Figma and Bullish IPOs Highlight the Value of Secondary Markets v

August 2025

By Greg Martin, Managing Director at Rainmaker Securities

Figma’s long-awaited IPO delivered one of the most dramatic debuts we’ve seen in recent years. Priced at $33 per share, the stock opened at $85 and closed on day one at $115.50 - a staggering 250% gain that sent its market cap soaring from $19 billion to nearly $70 billion.

Similarly, Bullish’s IPO, priced at $37 per share, above the marketed range of $32-$33. The company raised about $1.1 billion, valuing it around $5.4 billion at the time of offering. When trading began, the stock opened at $90, roughly a 143% first-day gain. This massive first-day pop underscores the same issue of underpricing due to limited pre-IPO discovery.
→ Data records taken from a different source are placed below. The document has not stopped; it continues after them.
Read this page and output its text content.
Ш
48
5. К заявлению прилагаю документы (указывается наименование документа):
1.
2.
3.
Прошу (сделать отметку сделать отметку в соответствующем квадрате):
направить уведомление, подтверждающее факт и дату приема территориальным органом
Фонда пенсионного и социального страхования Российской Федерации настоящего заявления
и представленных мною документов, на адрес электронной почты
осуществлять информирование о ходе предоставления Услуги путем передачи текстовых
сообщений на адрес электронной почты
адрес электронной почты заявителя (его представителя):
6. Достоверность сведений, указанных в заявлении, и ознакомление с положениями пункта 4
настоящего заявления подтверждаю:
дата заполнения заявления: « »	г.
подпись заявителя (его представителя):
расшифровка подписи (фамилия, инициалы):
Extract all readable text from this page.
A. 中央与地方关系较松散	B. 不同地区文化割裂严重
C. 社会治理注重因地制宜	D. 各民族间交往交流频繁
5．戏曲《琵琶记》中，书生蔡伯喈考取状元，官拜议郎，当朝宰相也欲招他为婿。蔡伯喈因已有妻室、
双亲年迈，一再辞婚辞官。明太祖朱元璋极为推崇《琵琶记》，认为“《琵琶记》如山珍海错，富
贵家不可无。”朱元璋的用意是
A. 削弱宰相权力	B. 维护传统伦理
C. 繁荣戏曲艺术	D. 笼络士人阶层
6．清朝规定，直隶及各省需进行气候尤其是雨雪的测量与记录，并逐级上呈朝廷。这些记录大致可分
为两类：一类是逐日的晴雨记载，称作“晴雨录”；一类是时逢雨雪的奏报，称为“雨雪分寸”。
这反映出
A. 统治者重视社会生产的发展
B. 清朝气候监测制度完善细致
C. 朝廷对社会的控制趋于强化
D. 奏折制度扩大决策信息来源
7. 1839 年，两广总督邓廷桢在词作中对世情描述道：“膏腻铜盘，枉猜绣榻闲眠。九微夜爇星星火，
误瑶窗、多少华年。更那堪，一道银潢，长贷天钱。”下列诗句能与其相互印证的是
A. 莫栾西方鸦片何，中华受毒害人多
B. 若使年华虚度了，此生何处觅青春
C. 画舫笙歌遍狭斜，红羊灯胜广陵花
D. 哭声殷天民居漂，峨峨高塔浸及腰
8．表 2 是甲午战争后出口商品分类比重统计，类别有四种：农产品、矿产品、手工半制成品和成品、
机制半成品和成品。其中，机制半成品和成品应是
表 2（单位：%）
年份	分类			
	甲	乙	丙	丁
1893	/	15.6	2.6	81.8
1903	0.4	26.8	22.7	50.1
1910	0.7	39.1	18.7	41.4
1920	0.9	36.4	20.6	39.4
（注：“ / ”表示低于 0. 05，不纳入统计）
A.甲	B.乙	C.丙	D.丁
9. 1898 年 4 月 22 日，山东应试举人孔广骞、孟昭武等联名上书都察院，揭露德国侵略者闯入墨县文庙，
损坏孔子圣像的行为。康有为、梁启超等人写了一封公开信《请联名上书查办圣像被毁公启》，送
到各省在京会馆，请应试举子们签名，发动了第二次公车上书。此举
While such momentum makes headlines, it also highlights a critical challenge for future IPO-bound companies: the opportunity cost of under pricing. Estimates suggest that both Figma and Bullish may have left billions in proceeds unrealized, capital that could have supported R&D, strategic acquisitions, or long-term value creation.

The core issue wasn’t demand or market fit, it was a deficiency in accurate price discovery. Specifically, the absence of an active secondary market ahead of IPO meant that the companies, their CEOs, and early stakeholders entered the public market without reliable, data-led benchmarks for investor demand and valuation. The results are IPOs priced too conservatively.

A measured first-day “pop” of 10-15% is widely considered healthy. It signals positive reception, rewards early investors, and sets a foundation for trading. But when a stock more than triples upon debut, it calls into question the effectiveness of the pricing process and the extent to which capital optimization might have been compromised.

Why Secondary Markets Matter

This is where the value of a well-functioning private secondary market becomes clear.

Both Figma and Bullish took restrictive stances on pre-IPO liquidity, limiting the ability to establish an informed valuation baseline. When institutional demand surged on listing day, the absence of a pre-existing market benchmark contributed to dramatic repricing in real time.

Even an auction-style IPO process like that of Figma, which can improve transparency, depends on a credible starting price. Without meaningful data from real trades, pricing is still largely a best guess.

Unlike roadshows, where institutional investors can signal demand without capital commitment, secondary transactions represent actual pricing decisions, reflecting what buyers are willing to pay and what sellers are willing to accept, months or even years before an IPO.

Many founders avoid secondary markets, fearing volatility or loss of control. But in today’s capital markets, secondary trading is increasingly a strategic instrument. It enables leadership to validate pricing in real-world conditions, broaden the investor base, and enter the public markets with greater confidence and precision.

Companies that allow controlled, transparent secondary trading gain critical insight into true share value well ahead of a public offering. This intelligence helps them refine IPO pricing , minimize unnecessary dilution, and reduce the risk of disruptive market swings.

Consider recent IPOs from Chime and Rubrik, two companies that embraced secondary trading ahead of their listings. Their IPO prices aligned closely with private market trading valuations, helping avoid dramatic repricing seen in less-informed debuts.

Liquidity is a Tool, Not a Liability

Concerns that pre-IPO trading may create distractions or signal misalignment are gradually being displaced by recognition of its strategic value.

Today, leading companies use secondary market activity as a strategic tool, not only for employee liquidity, but for investor engagement, brand building, and crucial market intelligence. In a market landscape where private companies remain private for longer, foregoing this lever may mean missing out on both capital and strategic opportunities.

The idea that a $20 billion company can remain in a black box of valuation opacity until a two-week IPO roadshow and still achieve precision pricing is outdated. Public market readiness is a process, not an event, and secondary market participation is an essential part of that journey.

The Future of Smarter IPOs

Figma and Bullish both achieved remarkable debuts. But beneath the excitement lies an important lesson: if companies don’t let the market test and inform their valuation before listing, the public markets will do it for them, and the forfeited value may be substantial.

By complementing their IPO processes with measured secondary market engagement, both Figma and Bullish could have captured real-time price discovery, preserved more value for shareholders, and entered the public arena with greater precision.

A robust secondary market does more than offer liquidity; it delivers confidence, clarity, and value preservation. For late-stage companies preparing for a listing, embracing secondary trading is now a critical part of pre-IPO strategy and an essential step toward a smarter path to the public markets.